The Problem of Pleasure

Philip Yancey, Soul Survivor: How My Faith Survived the Church:

In addition to the problem of pain, G.K. Chesterton seemed equally fascinated with its opposite, the problem of pleasure. He found materialism too thin to account for the sense of wonder and delight that gives an almost magical dimension to such basic human acts as sex, childbirth, play, and artistic creation.

Why is sex fun? Reproduction surely does not require pleasure: some animals simply split in half to reproduce, and even humans use methods of artificial insemination that involve no pleasure. Why is eating enjoyable? Plants and the lower animals obtain their quota of nutrients without the luxury of taste buds. Why are there colors? Some people get along just fine without the ability to see color. Why complicate vision for all the rest of us?

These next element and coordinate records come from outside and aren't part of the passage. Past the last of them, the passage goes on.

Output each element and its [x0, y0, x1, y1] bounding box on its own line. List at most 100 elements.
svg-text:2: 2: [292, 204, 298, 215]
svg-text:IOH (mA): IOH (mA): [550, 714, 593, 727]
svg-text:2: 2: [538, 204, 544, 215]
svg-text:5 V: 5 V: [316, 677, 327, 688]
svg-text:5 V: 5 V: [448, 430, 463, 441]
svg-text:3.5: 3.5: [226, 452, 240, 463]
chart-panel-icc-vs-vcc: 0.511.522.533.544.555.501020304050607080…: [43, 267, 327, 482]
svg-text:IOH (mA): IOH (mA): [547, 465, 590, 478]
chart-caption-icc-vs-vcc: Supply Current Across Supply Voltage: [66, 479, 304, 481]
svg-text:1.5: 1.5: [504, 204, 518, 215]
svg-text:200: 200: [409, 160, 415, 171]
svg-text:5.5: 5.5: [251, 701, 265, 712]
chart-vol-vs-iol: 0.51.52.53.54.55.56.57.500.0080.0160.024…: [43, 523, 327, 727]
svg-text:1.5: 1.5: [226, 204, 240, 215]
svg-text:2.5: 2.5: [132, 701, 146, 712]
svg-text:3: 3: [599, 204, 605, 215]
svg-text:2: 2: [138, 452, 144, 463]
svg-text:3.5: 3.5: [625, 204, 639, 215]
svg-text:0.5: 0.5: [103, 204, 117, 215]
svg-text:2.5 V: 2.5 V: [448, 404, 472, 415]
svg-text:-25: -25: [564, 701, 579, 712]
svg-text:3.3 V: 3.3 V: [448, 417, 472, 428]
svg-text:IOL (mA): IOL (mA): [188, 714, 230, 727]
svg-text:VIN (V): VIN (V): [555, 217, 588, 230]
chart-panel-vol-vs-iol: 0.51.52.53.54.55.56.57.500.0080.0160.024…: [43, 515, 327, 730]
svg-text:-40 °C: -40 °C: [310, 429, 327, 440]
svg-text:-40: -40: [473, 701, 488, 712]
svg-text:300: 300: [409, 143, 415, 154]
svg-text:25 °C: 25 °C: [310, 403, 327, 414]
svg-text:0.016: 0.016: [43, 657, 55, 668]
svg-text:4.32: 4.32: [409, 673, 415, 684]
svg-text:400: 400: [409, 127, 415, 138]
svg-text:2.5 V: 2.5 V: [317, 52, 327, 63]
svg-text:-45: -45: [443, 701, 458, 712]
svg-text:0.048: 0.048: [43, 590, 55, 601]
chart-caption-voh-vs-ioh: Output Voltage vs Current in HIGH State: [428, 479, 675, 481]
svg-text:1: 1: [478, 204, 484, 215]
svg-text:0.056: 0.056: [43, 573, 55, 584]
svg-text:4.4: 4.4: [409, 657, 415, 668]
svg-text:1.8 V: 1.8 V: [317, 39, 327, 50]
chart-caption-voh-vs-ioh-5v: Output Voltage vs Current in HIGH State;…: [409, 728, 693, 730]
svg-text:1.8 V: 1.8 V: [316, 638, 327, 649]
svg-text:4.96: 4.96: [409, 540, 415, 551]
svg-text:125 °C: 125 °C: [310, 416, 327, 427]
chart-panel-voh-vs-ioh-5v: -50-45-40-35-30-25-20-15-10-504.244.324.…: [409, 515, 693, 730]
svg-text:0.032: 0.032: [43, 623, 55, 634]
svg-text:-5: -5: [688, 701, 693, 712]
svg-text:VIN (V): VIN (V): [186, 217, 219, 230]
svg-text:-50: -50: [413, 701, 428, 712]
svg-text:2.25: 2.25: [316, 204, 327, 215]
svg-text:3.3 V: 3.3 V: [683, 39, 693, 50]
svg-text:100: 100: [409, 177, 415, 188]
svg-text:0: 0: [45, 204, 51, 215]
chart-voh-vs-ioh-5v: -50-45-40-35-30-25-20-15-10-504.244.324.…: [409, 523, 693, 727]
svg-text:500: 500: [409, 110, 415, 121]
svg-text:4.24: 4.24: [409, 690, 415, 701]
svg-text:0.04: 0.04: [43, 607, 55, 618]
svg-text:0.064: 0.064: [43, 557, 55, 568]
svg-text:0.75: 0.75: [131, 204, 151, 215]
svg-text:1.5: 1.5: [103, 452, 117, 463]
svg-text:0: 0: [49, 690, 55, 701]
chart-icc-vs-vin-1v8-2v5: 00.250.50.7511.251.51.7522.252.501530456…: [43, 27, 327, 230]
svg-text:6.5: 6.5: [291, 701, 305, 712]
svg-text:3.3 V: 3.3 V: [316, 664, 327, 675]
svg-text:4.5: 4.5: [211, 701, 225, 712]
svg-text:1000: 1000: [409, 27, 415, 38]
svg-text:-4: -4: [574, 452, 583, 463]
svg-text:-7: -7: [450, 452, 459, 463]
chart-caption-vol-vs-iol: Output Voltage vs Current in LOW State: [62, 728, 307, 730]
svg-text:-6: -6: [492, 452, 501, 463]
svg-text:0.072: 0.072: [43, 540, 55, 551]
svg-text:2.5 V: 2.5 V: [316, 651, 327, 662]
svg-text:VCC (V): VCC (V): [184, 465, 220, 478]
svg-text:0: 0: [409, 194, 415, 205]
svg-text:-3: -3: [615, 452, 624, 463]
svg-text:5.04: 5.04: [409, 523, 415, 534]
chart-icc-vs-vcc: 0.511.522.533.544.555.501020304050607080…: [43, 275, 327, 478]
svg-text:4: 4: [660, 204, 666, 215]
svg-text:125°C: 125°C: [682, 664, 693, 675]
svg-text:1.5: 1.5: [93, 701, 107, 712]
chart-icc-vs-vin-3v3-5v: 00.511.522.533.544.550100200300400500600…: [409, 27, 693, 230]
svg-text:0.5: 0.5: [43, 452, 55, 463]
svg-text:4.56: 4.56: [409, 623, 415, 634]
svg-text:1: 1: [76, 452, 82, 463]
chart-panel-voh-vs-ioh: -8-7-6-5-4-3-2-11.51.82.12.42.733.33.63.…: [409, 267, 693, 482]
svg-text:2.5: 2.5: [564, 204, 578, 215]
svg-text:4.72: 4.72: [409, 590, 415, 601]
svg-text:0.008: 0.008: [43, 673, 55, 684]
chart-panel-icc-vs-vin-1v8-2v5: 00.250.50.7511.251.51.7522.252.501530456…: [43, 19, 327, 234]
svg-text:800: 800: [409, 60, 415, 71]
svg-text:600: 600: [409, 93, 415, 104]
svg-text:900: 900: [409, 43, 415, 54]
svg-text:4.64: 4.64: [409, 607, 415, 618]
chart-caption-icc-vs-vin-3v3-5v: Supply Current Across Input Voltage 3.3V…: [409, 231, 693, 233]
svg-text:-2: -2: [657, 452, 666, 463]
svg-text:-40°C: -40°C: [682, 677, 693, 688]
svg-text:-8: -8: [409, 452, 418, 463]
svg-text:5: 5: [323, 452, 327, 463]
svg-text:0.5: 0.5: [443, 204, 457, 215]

It struck me, after reading my umpteenth book on the problem of pain, that I have never even seen a book on “the problem of pleasure.” Nor have I met a philosopher who goes around shaking his or her head in perplexity over the question of why we experience pleasure. Yet it looms as a huge question: the philosophical equivalent, for atheists, to the the problem of pain for Christians. On the issue of pleasure, Christians can breathe easier. A good and loving God would naturally want his creatures to experience delight, joy, and personal fulfillment. Christians start from that assumption and then look for ways to explain the origin of suffering. But should not atheists have an equal obligation to explain the origin of pleasure in a world of randomness and meaninglessness?

I’m not quite sure why this particular passage came to mind this morning like it did, especially considering our present circumstances (more on those soon, hopefully), but it did and so there you have it.